Marriage-equality supporters also invoke the specter of illegitimacy and quote marriage-movement rhetoric about child well-being. The American Psychological Association, in its briefs in same-sex marriage cases, has argued that children of gay and lesbian couples will benefit from their parents’ marriage because nonmarital birth is widely viewed as undesirable. Referring to the historical stigma of “illegitimacy” and “bastardy”, it argues that “this stigma … will not be visited upon the children of same-sex couples when those couples can legally marry.”

… Herdt and Kertzner assert that “marriage denial has had particular effects on the well-being of children reared by lesbians and gay men by undermining family stability and perpetuating false claims about parental fitness.” But the research on children of gay parents uniformly finds no damage to them. The claims for marriage equality made for the sake of the children unfortunately echo claims the marriage movement makes when it blames poor child outcomes on parents’ failure to marry.

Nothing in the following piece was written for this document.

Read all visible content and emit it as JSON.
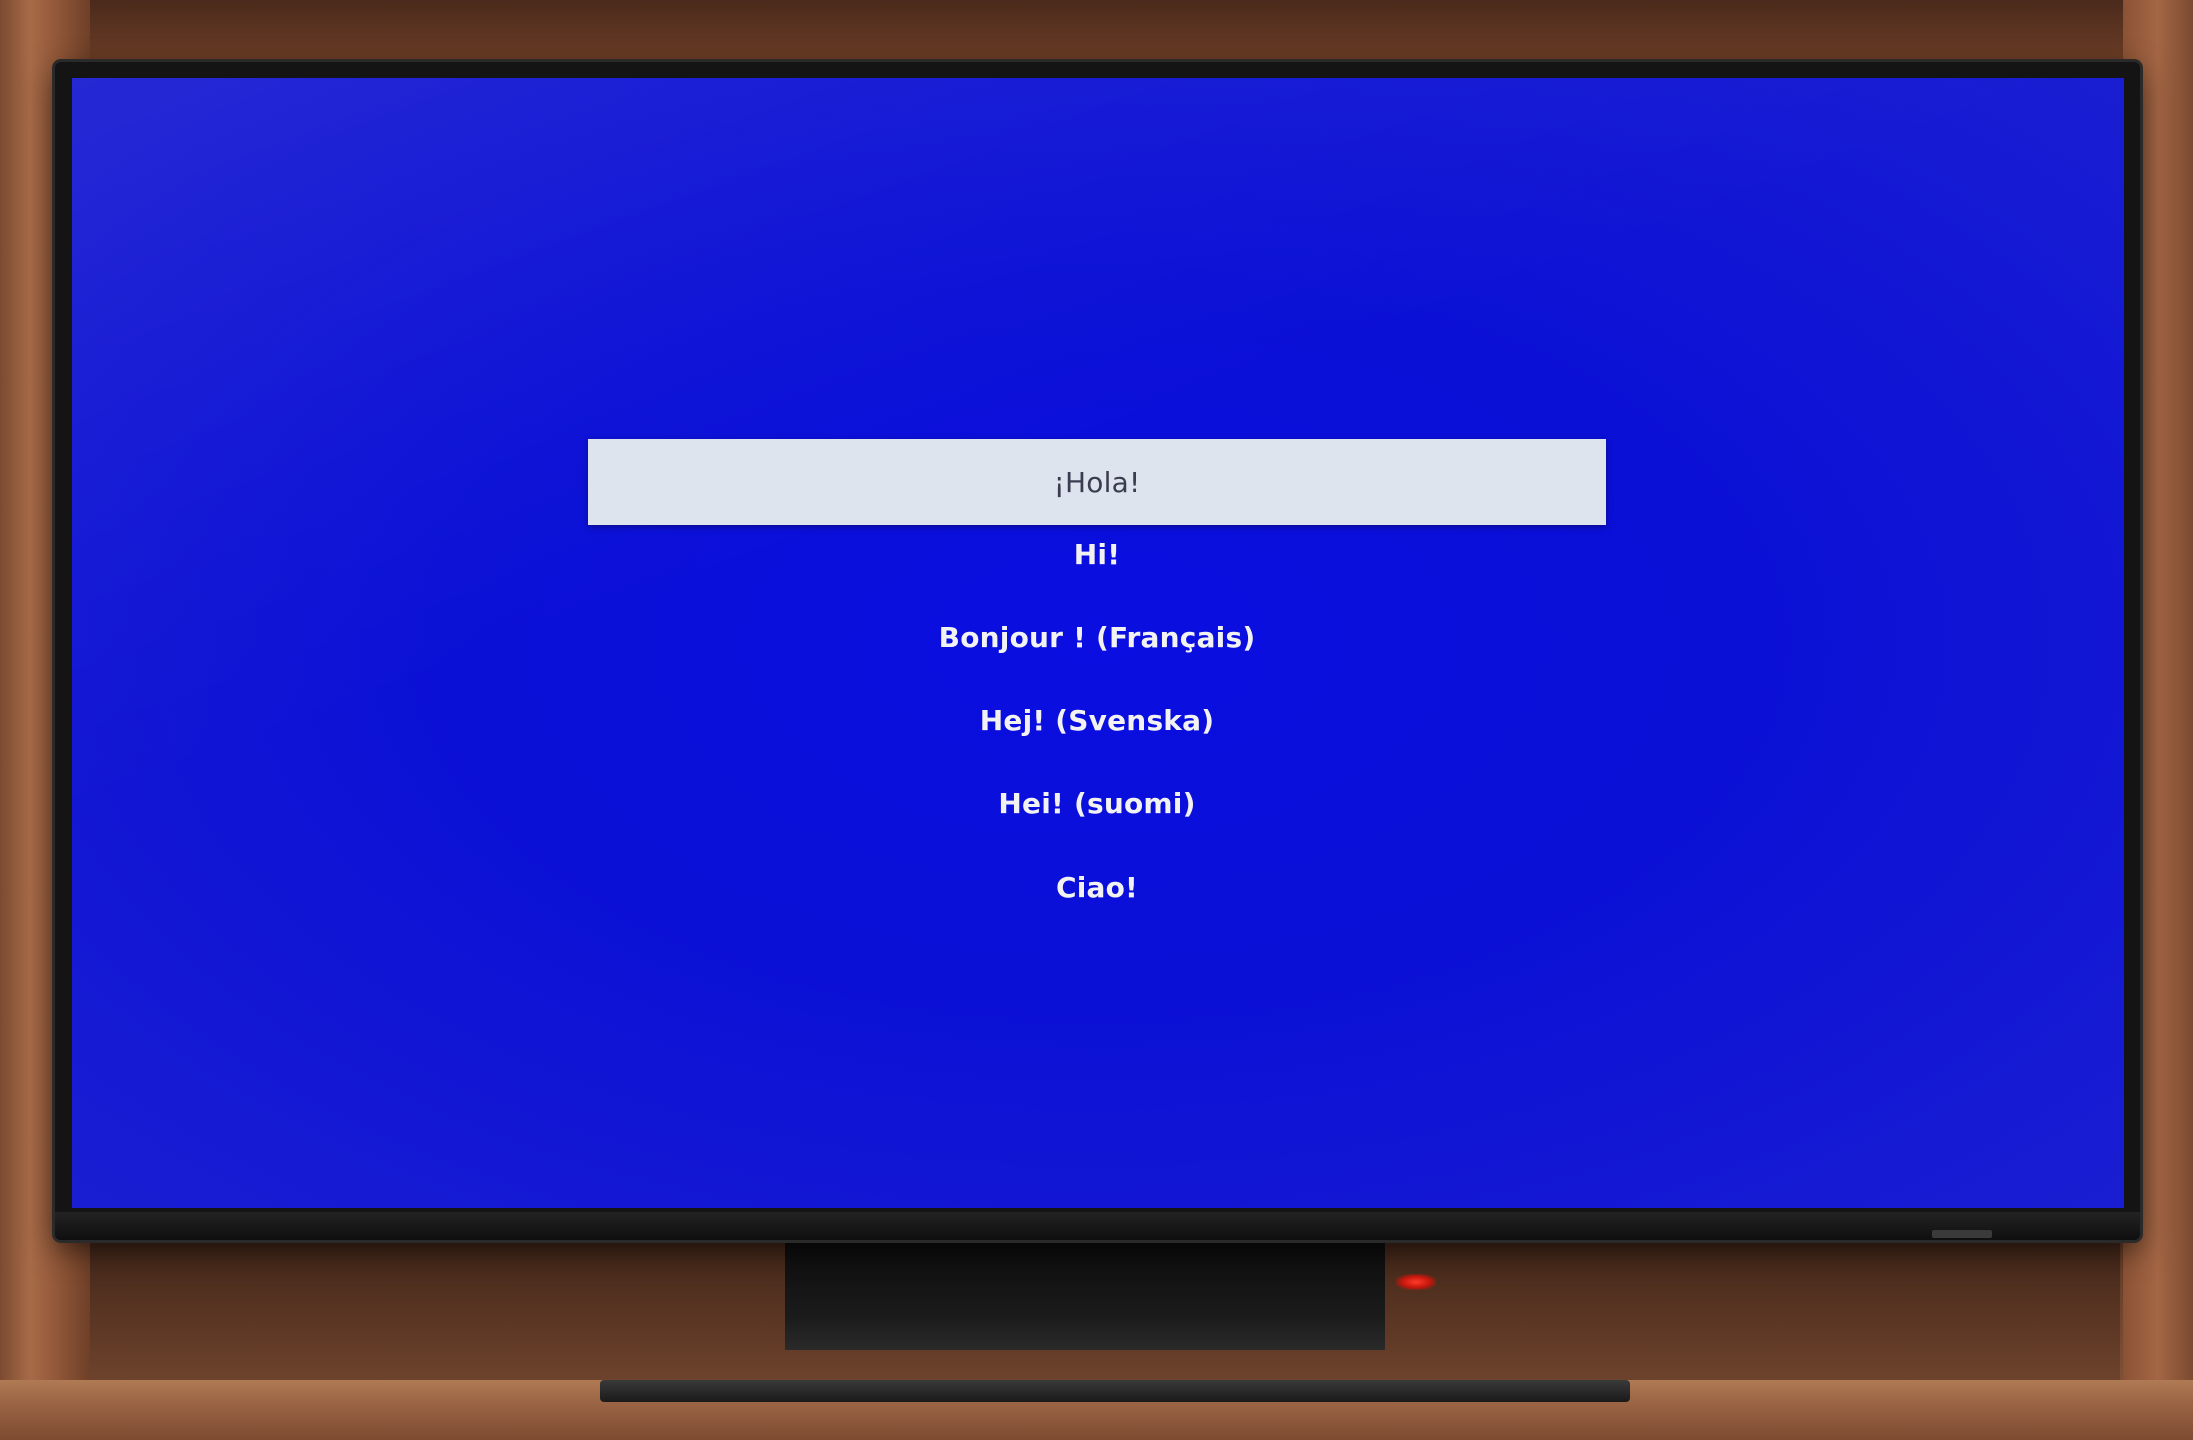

Evan Wolfson, of Freedom to Marry, wrote that “all children deserve to know that their family is worthy of respect in the eyes of the law. … That respect come[s] with the freedom to marry.” I agree with Wolfson’s premise but not his conclusion; the respect comes from the law equally valuing all family forms ... [102-103].
Some might argue that once same-sex marriage gets legal recognition, these little problems can be dealt with, and all other family forms will also be valued. I doubt it. Even granting the best intentions to the advocates of marriage, I would expect them to want a rest, in terms of time and energy as well as money, from such political activism. And I'm not inclined to take their goodwill for granted. As Polikoff shows, they are too willing to buy into the marriage-supremacist rhetoric of the religious Right where the well-being of children is concerned. Suppose that same-sex marriage were legalized in every state and at the federal level. What would happen to a couple from different countries who want to be together, but don't want to marry? From what I've seen, I don't believe they'd get much sympathy from the gay marriage movement. Why wouldn't they want to marry? Why are they so selfish and immature and ungrateful? Why not exercise the rights they've been granted, thanks to the hard work of dedicated activists over many years?

I believe the appeal of marriage as a solution to so many problems is due to inequality -- the prestige of marriage over other kinds of family bonds. That's not something I am inclined to support or encourage. While Obama's waffling doesn't make him look any better to me, he couldn't fix that by reversing course and putting a full effort into advancing the recognition of same-sex marriage in the US. There's too much else wrong with him.